Diante do momento mais desafiador da democracia brasileira desde a promulgação da Constituição Federal de 1988, reforçamos nosso compromisso inabalável com a democracia e com a construção de um país mais seguro e inclusivo para todos e todas. Não há espaço para que as atribuições da Presidência da República sejam utilizadas para ameaçar a institucionalidade, incitar a violência e conclamar a desordem. Por essa razão, convocamos as instituições e toda a sociedade brasileira a responsabilizar os que atacam a segurança pública e a democracia. Não podemos aceitar tamanha afronta daqueles que deveriam ser seus primeiros guardiões.

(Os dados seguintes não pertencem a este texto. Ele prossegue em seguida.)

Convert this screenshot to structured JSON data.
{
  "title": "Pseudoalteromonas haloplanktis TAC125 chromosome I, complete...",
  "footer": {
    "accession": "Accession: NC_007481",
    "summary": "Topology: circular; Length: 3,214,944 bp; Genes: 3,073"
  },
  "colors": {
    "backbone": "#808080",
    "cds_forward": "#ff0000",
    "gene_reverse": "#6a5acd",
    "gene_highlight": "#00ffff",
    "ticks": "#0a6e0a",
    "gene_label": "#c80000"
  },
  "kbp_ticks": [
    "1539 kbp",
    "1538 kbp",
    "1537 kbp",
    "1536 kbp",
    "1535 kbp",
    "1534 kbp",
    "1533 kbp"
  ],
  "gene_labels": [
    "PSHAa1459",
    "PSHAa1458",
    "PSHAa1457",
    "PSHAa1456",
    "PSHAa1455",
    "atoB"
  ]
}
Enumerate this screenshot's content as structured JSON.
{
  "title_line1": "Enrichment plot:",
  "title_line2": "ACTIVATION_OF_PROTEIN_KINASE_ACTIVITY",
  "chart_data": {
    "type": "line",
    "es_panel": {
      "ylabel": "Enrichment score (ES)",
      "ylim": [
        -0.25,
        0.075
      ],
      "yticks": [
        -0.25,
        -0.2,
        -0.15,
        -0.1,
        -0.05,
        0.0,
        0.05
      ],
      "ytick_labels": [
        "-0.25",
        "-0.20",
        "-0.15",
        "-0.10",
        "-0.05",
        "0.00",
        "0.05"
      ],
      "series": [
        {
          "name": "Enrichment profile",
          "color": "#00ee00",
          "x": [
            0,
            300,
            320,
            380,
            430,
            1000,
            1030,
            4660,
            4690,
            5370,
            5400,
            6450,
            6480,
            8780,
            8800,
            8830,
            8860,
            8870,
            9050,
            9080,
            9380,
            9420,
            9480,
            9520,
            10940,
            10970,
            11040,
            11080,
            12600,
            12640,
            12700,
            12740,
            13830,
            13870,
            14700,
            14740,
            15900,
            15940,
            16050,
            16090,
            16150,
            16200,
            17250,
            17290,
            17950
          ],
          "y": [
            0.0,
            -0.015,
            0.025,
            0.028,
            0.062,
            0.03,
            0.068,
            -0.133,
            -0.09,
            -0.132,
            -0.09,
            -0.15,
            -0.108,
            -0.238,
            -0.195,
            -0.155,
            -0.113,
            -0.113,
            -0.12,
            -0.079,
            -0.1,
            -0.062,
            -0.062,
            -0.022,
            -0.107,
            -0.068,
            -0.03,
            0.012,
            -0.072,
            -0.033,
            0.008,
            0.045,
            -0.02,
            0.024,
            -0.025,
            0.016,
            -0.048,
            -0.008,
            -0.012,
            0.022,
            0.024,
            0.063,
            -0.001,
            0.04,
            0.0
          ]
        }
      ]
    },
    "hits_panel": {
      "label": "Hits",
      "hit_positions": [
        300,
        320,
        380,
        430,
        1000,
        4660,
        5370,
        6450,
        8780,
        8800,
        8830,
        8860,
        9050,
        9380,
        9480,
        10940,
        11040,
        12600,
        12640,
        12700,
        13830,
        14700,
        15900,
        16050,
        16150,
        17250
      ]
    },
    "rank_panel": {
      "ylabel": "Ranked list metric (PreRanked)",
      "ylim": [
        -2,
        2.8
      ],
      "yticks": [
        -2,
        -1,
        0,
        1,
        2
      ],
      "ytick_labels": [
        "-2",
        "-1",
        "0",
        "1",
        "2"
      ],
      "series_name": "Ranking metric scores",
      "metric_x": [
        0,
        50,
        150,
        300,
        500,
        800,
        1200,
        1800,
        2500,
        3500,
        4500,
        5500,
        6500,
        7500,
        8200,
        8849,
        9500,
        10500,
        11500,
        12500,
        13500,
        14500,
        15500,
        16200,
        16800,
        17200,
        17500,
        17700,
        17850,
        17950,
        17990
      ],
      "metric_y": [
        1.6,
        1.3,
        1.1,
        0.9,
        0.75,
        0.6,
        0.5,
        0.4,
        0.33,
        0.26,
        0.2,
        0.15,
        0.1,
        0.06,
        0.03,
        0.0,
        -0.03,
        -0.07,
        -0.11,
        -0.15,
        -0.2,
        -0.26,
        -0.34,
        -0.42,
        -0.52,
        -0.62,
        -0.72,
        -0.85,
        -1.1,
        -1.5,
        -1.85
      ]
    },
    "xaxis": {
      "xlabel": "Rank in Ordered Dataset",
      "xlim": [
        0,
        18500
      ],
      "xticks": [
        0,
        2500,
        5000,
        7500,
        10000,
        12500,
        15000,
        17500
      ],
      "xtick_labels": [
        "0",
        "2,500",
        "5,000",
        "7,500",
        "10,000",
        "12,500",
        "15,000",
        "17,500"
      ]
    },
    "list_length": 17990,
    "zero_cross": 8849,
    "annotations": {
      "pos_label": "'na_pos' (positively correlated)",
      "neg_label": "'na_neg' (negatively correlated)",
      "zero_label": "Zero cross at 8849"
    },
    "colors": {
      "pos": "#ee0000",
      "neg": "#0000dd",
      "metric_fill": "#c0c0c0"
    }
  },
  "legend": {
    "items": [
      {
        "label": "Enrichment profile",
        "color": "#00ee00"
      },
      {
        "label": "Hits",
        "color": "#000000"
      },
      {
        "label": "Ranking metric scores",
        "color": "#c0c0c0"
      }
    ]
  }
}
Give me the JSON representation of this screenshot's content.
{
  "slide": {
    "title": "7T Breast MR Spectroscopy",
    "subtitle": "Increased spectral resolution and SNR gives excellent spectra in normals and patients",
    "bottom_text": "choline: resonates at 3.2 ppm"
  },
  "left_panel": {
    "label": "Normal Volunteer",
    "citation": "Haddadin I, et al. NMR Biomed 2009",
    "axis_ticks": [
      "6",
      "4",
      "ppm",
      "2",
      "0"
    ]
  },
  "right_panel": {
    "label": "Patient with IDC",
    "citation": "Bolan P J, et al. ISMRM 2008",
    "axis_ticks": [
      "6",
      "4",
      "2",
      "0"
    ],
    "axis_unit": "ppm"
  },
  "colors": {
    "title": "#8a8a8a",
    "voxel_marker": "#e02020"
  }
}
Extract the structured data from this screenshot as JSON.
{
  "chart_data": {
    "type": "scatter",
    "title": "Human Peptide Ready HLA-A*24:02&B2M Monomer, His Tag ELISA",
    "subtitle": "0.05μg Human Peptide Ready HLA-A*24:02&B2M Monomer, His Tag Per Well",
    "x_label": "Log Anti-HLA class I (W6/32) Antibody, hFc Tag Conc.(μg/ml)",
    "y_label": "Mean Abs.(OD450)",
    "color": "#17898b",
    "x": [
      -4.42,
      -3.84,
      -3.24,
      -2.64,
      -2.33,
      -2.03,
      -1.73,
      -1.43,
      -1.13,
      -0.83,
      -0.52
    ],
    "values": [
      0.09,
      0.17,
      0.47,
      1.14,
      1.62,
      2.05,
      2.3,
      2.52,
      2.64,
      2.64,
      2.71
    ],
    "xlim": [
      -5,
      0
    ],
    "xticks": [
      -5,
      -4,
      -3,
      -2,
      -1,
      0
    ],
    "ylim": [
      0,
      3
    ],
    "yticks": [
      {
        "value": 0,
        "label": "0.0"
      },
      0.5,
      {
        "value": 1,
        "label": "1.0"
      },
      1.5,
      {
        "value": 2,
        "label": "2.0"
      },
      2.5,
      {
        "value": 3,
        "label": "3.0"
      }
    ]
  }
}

Há décadas, as organizações que representamos trabalham para que tenhamos uma segurança pública de qualidade, elemento central em uma democracia. Em um país marcado por períodos de autoritarismo e seus resquícios, e também pelo racismo, pelo machismo e por profundas desigualdades socioeconômicas, são inúmeros os desafios para que as garantias constitucionais do direito à vida, à segurança e ao Estado Democrático de Direito sejam, de fato, usufruídas por toda a população. A consolidação da democracia exige o rechaço aos rumos irresponsáveis assumidos pelo governo federal na condução de temas centrais para o interesse público nacional.
A exemplo do que acontece em outras áreas da administração pública federal, a condução das políticas de segurança pública pelo atual governo ignora dados disponíveis e o acúmulo de experiência e conhecimento de membros das forças de segurança, dos gestores públicos, da academia e de organizações da sociedade civil. Na contramão da elaboração de políticas públicas baseadas em evidências, o governo federal priorizou propostas que potencializam os riscos de insegurança e violência no país e insiste em incentivar o uso da força como método de ação para desestabilizar o país. Dentre essas propostas, estão a ampliação da excludente de ilicitude e o aumento do acesso a grandes quantidades de armas e munições, inclusive de calibres mais potentes antes proibidos para uso civil, para grupos que compõem a base de apoio do atual governo.
Essas duas propostas demonstram o caminho antidemocrático escolhido pelo governo com relação a um ponto nevrálgico da atuação estatal: o monopólio do uso legítimo da força. Ao invés de primar pelo controle e pela legitimidade do emprego excepcionalíssimo da força como forma de resolução de conflitos em uma democracia, o governo federal incita a mobilização da violência privada e a radicalização político partidária de parte das forças de segurança pública e defesa.
Além disso, o governo federal trata os profissionais da segurança pública como massa de manobra de seu projeto de poder e, ao contrário de implementar uma efetiva política nacional de segurança pública e de valorização desses profissionais, estimula conflitos, antagonismos e padrões operacionais que multiplicam o risco de confrontos e mortes.
Sabemos que o caminho para a consolidação da nossa democracia e para a construção de uma sociedade mais segura para todas e todos não tem atalhos. Não podemos ficar inertes aos retrocessos galopantes em políticas que foram resultado de engajamento e construções coletivas compromissadas com o bem público, e com valores essenciais para nossa democracia: a defesa da vida, da dignidade humana e a proteção das liberdades individuais.
Os efeitos dos discursos e das práticas de ódio, de criminalização da atuação cívica e da negação da diversidade e da pluralidade que ganharam a ordem do dia perdurarão por muito tempo. Já cruzamos a linha. Por isso mesmo, precisamos dar um basta. Ainda restam instrumentos democráticos para isso: não podemos nos furtar a usá-los diante dos ataques e ameaças ao hoje e ao amanhã de nossa segurança e democracia. A anarquia só interessa aos senhores da guerra e das armas.